Marie-Claude Bibeau, députée de Compton-Stanstead et ministre du Développement international et de la Francophonie, rapporte quant à elle qu'elle travaillera avec les municipalités si elles souhaitent voir le projet aboutir. « Quand les municipalités viendront cogner à ma porte et me dire ensemble que c'est une priorité pour la région et qu'elles sont prêtes à investir, je porterai le dossier. Nous ne sommes pas rendus là pour le moment en ce qui me concerne. Je n'ai pas d'opinion sur le projet pour le moment. J'ai croisé M. Rebello mais je n'ai pas eu de rencontres sur le dossier. »

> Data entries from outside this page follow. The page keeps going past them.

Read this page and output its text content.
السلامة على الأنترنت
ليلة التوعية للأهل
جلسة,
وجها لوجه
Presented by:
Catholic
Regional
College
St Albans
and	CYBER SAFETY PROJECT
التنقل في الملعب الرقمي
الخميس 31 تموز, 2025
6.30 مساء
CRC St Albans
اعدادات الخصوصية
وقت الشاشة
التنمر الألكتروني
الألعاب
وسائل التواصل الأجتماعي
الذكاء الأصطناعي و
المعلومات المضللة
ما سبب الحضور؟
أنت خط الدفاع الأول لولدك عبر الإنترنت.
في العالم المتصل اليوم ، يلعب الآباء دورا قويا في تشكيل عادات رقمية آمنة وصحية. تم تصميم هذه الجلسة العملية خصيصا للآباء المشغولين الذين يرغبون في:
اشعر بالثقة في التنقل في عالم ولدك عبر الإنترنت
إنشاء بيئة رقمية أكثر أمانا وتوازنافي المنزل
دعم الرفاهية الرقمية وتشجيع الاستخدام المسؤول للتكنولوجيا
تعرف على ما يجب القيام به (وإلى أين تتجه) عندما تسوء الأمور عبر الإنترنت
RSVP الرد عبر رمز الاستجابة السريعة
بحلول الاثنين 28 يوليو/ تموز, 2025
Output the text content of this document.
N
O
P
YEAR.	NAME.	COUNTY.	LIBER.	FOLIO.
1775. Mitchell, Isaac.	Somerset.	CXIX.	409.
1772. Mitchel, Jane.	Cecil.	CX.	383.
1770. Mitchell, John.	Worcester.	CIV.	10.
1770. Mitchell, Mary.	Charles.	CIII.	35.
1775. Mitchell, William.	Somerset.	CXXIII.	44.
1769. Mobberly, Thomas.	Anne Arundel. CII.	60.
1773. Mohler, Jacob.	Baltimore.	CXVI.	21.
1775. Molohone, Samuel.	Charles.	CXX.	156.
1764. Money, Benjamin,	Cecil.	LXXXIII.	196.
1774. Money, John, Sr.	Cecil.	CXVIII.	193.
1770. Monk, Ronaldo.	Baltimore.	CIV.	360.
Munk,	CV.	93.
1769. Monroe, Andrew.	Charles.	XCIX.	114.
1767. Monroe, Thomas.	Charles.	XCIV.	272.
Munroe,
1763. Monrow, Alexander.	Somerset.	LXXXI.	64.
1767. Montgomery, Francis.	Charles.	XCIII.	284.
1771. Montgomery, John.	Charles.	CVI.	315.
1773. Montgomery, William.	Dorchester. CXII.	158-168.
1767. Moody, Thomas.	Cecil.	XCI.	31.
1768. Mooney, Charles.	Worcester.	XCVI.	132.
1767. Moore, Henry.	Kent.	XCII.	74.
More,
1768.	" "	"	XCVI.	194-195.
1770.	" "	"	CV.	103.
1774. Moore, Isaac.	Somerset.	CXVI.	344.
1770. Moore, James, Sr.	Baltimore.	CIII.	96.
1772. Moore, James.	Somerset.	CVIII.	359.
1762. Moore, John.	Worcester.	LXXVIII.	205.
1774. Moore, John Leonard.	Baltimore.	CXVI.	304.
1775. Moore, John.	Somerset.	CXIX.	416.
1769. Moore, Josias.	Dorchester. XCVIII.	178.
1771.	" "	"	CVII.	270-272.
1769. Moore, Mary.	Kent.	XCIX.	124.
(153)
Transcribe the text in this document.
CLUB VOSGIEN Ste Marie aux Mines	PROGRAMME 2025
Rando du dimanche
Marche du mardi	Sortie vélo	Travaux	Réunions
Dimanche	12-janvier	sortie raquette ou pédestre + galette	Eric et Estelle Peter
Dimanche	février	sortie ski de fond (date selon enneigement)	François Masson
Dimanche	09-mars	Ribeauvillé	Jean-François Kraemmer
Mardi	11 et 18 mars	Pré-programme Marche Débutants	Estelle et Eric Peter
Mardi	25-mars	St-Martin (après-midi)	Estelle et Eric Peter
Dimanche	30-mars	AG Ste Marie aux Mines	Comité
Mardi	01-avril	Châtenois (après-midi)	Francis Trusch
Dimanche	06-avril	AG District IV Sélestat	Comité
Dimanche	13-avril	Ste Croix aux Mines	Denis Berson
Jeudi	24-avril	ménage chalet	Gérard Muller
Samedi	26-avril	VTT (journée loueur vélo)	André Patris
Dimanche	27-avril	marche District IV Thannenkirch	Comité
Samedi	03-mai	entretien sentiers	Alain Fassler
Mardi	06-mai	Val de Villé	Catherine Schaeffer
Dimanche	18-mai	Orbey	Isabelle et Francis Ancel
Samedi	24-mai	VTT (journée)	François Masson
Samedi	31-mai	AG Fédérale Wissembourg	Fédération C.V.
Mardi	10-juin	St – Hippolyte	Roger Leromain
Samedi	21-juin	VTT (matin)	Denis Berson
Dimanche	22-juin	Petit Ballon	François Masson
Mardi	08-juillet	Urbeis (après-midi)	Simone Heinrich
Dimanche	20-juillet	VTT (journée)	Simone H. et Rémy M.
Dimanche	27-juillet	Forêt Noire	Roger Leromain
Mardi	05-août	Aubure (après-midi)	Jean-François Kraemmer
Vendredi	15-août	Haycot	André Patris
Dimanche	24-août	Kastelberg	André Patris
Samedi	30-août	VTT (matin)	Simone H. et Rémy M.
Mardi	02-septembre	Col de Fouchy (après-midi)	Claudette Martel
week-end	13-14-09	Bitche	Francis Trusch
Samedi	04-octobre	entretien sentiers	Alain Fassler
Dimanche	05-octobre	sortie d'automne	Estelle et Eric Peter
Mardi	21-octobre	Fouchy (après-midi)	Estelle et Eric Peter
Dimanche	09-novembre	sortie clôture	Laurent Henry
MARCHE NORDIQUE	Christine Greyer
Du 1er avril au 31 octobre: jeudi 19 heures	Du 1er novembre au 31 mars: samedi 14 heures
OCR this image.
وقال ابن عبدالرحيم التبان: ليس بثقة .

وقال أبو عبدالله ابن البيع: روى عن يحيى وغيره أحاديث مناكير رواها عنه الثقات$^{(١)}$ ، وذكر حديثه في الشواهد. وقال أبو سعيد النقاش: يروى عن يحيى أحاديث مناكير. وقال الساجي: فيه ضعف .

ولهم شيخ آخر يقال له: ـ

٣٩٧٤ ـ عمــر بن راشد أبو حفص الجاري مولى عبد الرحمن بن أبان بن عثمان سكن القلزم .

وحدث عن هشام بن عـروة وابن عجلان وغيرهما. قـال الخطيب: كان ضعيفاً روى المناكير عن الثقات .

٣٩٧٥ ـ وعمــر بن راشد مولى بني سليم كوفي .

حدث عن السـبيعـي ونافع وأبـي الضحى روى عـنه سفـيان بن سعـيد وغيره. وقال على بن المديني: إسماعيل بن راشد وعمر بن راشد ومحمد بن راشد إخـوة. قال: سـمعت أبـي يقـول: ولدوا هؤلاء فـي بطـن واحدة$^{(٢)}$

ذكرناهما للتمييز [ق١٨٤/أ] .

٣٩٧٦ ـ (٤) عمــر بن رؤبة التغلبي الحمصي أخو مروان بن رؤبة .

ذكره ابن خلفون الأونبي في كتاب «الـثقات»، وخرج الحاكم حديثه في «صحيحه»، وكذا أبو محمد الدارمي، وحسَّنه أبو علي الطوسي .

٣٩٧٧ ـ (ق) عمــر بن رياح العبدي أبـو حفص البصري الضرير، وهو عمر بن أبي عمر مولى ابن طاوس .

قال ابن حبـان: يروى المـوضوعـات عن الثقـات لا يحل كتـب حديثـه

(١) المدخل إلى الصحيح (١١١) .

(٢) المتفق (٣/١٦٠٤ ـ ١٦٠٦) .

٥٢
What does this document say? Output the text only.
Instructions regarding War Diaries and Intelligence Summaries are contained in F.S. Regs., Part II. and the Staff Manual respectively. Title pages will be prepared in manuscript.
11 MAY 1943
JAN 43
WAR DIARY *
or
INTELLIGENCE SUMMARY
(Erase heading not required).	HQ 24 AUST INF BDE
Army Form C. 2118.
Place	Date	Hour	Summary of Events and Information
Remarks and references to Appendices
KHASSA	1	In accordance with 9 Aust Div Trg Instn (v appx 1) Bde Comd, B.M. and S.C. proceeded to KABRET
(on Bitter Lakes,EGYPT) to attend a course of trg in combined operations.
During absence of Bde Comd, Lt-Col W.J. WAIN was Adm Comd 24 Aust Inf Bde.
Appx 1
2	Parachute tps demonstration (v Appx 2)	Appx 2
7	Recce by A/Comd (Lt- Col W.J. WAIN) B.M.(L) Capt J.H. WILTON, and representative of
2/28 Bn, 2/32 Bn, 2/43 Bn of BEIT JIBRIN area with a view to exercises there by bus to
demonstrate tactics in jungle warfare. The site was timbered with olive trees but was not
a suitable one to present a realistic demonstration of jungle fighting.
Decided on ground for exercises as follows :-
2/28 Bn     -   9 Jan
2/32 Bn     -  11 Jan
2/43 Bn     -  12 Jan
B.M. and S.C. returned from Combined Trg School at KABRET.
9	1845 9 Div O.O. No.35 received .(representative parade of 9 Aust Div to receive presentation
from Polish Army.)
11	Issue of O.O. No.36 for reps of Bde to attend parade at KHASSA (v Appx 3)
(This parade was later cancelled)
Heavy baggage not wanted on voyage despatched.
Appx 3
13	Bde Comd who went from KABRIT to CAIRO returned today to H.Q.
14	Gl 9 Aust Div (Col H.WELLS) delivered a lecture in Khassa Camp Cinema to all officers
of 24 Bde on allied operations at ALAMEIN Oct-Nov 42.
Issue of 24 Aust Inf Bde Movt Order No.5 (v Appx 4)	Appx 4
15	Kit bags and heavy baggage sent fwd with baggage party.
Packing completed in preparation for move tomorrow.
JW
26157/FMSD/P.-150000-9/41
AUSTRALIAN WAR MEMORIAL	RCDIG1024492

François Rebello espère obtenir des engagements pour le financement du train au plus tard à l'été 2018. « Ce n'est pas impossible, mais en même temps, nous avons notre propre échéancier. Quand on parle d'engager des fonds publics, il faut une analyse rigoureuse. C'est ce qui nous guidera, et non les échéanciers du promoteur. Je peux dire qu'il y a des discussions entre nous et le promoteur, entre moi et le promoteur, parce que je suis personnellement ce dossier avec beaucoup d'attention. S'il y a des annonces à faire éventuellement, nous les ferons, mais nous ne nous laisserons pas brusquer par qui que ce soit », indique Luc Fortin.

Obtenir des engagements financiers d'ici un an? « C'est très ambitieux », répond simplement Marie-Claude Bibeau.